L'administration américaine accélère depuis quelques mois le transfert de détenus hors de Guantánamo, ce qui rend plus plausible la fermeture du centre de détention.

Le président Barack Obama, qui avait fait de cette fermeture l'une des principales promesses de sa campagne électorale en vue de l'élection de 2008, a replacé cet objectif à l'ordre du jour, au dire des organisations de défense des droits de la personne.

«C'est clairement une priorité maintenant. L'administration sait qu'il ne lui reste pas beaucoup de temps pour procéder», a souligné en entrevue Laura Pitter, spécialiste des questions de contreterrorisme à Human Rights Watch.

«Le processus était bloqué depuis très longtemps, et c'était très frustrant de ne pas pouvoir faire bouger les choses», a-t-elle précisé.

Christopher Anders, juriste à l'American Civil Liberties Union (ACLU), note de son côté que le nombre de détenus n'avait pratiquement pas changé de 2009 à 2013, même si le président avait ordonné que la prison soit fermée au plus tard un an après son entrée en fonction.

«Il y a eu des efforts pendant les premiers mois pour y parvenir, mais, ensuite, la promesse a été pratiquement abandonnée», a-t-il déclaré.

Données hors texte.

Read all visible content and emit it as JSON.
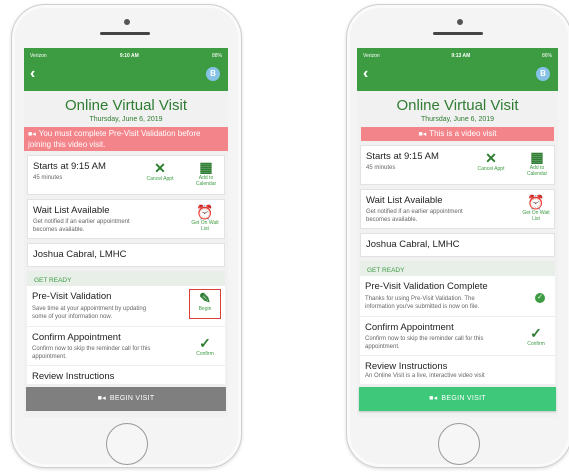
{
  "left": {
    "status": {
      "carrier": "Verizon",
      "time": "9:10 AM",
      "battery": "88%"
    },
    "avatar_initial": "B",
    "title": "Online Virtual Visit",
    "date": "Thursday, June 6, 2019",
    "banner": "You must complete Pre-Visit Validation before joining this video visit.",
    "starts": {
      "title": "Starts at 9:15 AM",
      "duration": "45 minutes",
      "cancel_label": "Cancel Appt",
      "calendar_label": "Add to Calendar"
    },
    "wait": {
      "title": "Wait List Available",
      "desc": "Get notified if an earlier appointment becomes available.",
      "action_label": "Get On Wait List"
    },
    "provider": "Joshua Cabral, LMHC",
    "get_ready": "GET READY",
    "previsit": {
      "title": "Pre-Visit Validation",
      "desc": "Save time at your appointment by updating some of your information now.",
      "action_label": "Begin"
    },
    "confirm": {
      "title": "Confirm Appointment",
      "desc": "Confirm now to skip the reminder call for this appointment.",
      "action_label": "Confirm"
    },
    "review": {
      "title": "Review Instructions"
    },
    "begin_button": "BEGIN VISIT"
  },
  "right": {
    "status": {
      "carrier": "Verizon",
      "time": "9:13 AM",
      "battery": "86%"
    },
    "avatar_initial": "B",
    "title": "Online Virtual Visit",
    "date": "Thursday, June 6, 2019",
    "banner": "This is a video visit",
    "starts": {
      "title": "Starts at 9:15 AM",
      "duration": "45 minutes",
      "cancel_label": "Cancel Appt",
      "calendar_label": "Add to Calendar"
    },
    "wait": {
      "title": "Wait List Available",
      "desc": "Get notified if an earlier appointment becomes available.",
      "action_label": "Get On Wait List"
    },
    "provider": "Joshua Cabral, LMHC",
    "get_ready": "GET READY",
    "previsit": {
      "title": "Pre-Visit Validation Complete",
      "desc": "Thanks for using Pre-Visit Validation. The information you've submitted is now on file."
    },
    "confirm": {
      "title": "Confirm Appointment",
      "desc": "Confirm now to skip the reminder call for this appointment.",
      "action_label": "Confirm"
    },
    "review": {
      "title": "Review Instructions",
      "desc": "An Online Visit is a live, interactive video visit"
    },
    "begin_button": "BEGIN VISIT"
  },
  "colors": {
    "brand_green": "#3d9b42",
    "banner_red": "#f3848a",
    "begin_disabled": "#7f7f7f",
    "begin_enabled": "#3ec97a",
    "highlight": "#d9403b"
  }
}
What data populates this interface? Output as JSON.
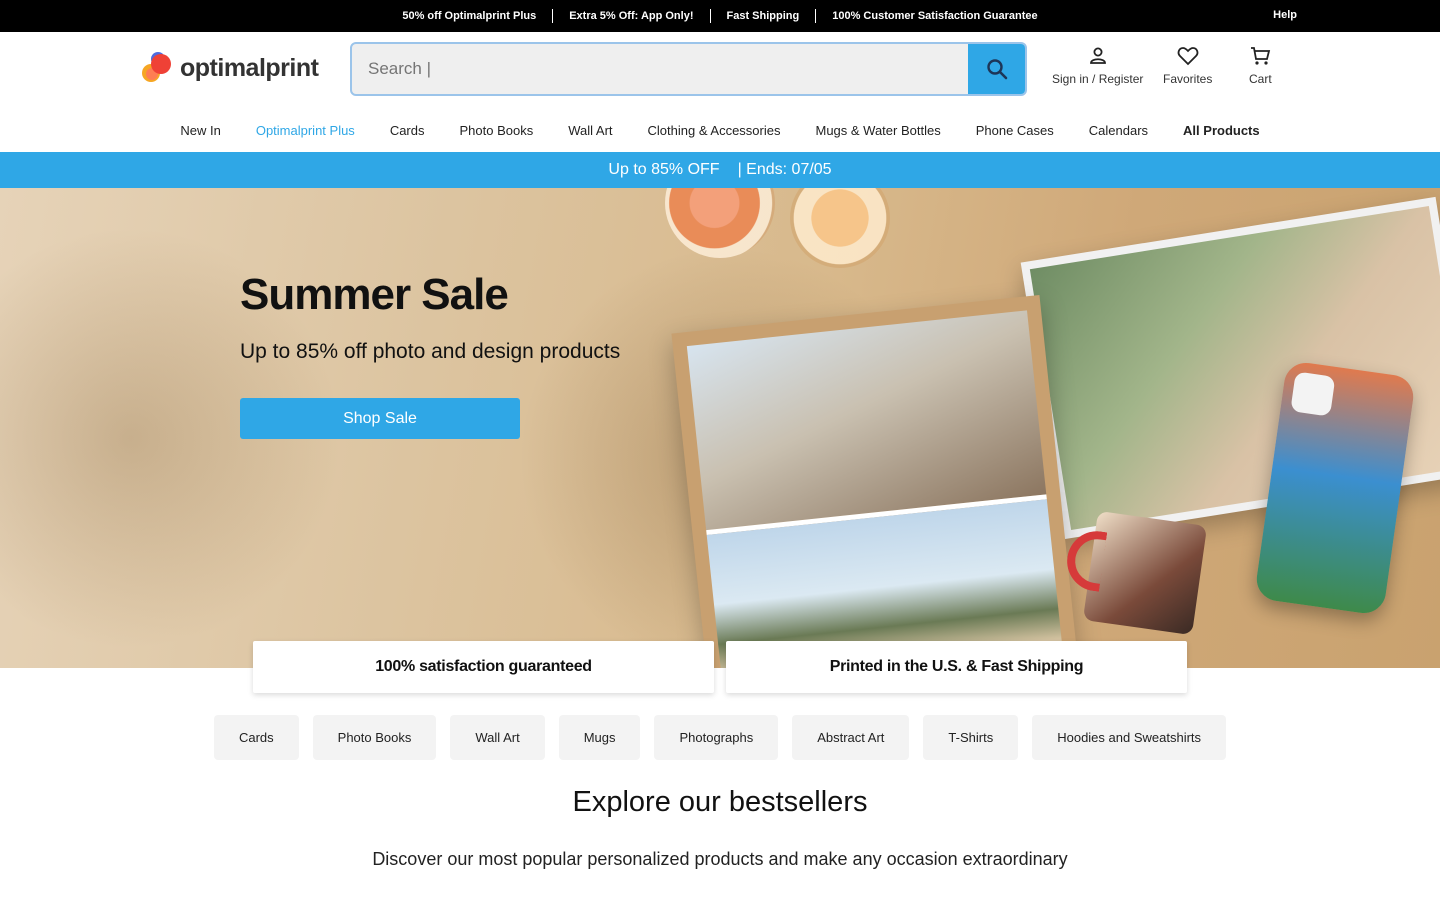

Une importante grève de la faim, en 2013, a ramené le dossier à l'avant-plan et contribué à la relance des efforts pour transférer les détenus qui ne représentent pas de risque pour la sécurité des États-Unis, a relevé M. Anders.

Il reste aujourd'hui 127 prisonniers à Guantánamo, dont une soixantaine ont vu leur transfert approuvé parce qu'ils sont considérés comme inoffensifs.

Selon le New York Times, deux autres groupes doivent être transférés prochainement, ce qui fera baisser d'autant le taux d'occupation de la prison - et augmenter en proportion le coût moyen de détention des prisonniers restants. Tant Mme Pitter que M. Anders sont d'avis que cela va donner des arguments additionnels aux détracteurs de Guantánamo.

«Chaque prisonnier coûte environ 3 millions de dollars par année. C'est déjà 10 fois plus que ce que ça coûte dans une prison fédérale à sécurité maximale», souligne le représentant de l'ACLU.

Selon lui, le récent départ du secrétaire à la Défense, Chuck Hagel, qui se montrait apparemment réticent à autoriser les transferts, devrait les faciliter.

«Il semble qu'il s'asseyait sur les demandes d'approbation au lieu de les signer. C'est une des raisons pour lesquelles il a dû quitter son poste», relève M. Anders.

L'administration a par ailleurs dû se plier pendant plusieurs années aux contraintes sécuritaires imposées par le Congrès américain, qui exigeait des assurances sur le suivi des prisonniers avant leur transfert.

Ces exigences ont été allégées l'année dernière sans pour autant se traduire par une diminution marquée du nombre de prisonniers, note Mme Pitter.

La situation était compliquée plus encore par le fait que de nombreux détenus étaient yéménites. L'instabilité marquée de la situation dans leur pays d'origine compliquait leur retour, si bien que l'administration a décidé récemment de faire appel à des pays tiers.

En novembre, quatre Yéménites ont été envoyés en Géorgie et trois au Kazakhstan.

Selon M. Anders, le président américain intervient maintenant personnellement pour que des pays acceptent des détenus.

L'administration devra aussi décider ce qu'elle fera des prisonniers connus, comme Khalid Cheick Mohammed, le cerveau présumé des attentats du 11 septembre 2001.

Les organisations de défense des droits de la personne pensent que les détenus de Guantánamo contre lesquels les États-Unis ont des preuves sérieuses devraient être jugés en cour fédérale, en sol américain. Or, le Congrès interdit pour l'heure un tel transfert.

Selon Mme Pitter, les commissions militaires mises sur pied à Guantánamo pour juger les détenus sont viciées et ne permettent pas la tenue de procès équitables et crédibles.

«Seule une poignée de détenus ont été jugés par ces commissions, et les autres attendent. Que ce soit à Guantánamo ou en sol américain, la détention indéfinie sans procès est une violation du droit international», a-t-elle rappelé.